Kebutuhan pada tingkat pertama dan kedua biasa dikelompokkan dalam kebutuhan tingkat rendah, sedang kebutuhan pada tingkat ketiga sampai dengan kelima termasuk kebutuhan tingkat tinggi. Meskipun hirarki kebutuhan yang disusun Maslow ini mengandung banyak pembatasan, namun memberikan gagasan yang baik untuk membantu para manajer dalam memotivasi pegawai. Hal ini penting, karena apabila kebutuhan pada tingkat rendah tidak terpenuhi, maka tidak satupun kebutuhan pada tingkat tinggi akan dapat tercapai.

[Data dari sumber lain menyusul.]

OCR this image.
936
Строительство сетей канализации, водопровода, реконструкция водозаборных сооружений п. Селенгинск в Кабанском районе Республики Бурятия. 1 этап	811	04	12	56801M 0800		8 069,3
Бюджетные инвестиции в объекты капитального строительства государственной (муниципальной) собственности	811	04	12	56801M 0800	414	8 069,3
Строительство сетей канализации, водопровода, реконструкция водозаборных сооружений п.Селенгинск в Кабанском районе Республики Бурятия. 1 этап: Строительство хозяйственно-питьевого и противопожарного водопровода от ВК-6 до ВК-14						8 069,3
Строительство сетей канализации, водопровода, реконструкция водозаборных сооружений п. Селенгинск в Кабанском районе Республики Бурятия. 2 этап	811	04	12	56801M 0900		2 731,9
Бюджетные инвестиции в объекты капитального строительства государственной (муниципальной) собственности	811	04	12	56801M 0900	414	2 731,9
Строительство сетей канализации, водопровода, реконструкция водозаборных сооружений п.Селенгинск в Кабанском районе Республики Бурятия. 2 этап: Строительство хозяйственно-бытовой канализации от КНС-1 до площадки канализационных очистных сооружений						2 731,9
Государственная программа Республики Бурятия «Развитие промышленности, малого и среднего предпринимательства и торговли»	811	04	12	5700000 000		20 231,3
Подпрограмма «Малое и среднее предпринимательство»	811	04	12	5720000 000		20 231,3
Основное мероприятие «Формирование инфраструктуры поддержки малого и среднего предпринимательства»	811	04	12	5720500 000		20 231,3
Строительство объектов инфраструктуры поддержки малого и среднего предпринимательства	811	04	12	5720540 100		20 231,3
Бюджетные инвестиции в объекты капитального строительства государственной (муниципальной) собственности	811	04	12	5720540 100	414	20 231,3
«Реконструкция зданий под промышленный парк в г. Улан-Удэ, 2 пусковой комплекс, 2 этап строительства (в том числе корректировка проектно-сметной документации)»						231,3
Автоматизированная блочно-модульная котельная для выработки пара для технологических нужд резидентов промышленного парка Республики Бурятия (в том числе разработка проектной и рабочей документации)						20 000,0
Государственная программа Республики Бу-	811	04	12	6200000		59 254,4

Menurut Gordon (1996: 116), kebutuhan fisik atau fisiologis adalah kebutuhan paling dasar dari hidup manusia seperti makan, air, dan kebutuhan seksual, termasuk didalamnya adalah perlindungan kesehatan. Kebutuhan keselamatan dan rasa aman menggambarkan dorongan setiap orang untuk mencari perlindungan. Untuk memenuhi kebutuhan ini, suatu perusahaan misalnya akan mengeluarkan kebijaksanaan berupa larangan merokok di tempat kerja, menjalin kerjasama dengan perusahaan asuransi, serta penerapan prosedur-prosedur keamanan tertentu di daerah-daerah “larangan”.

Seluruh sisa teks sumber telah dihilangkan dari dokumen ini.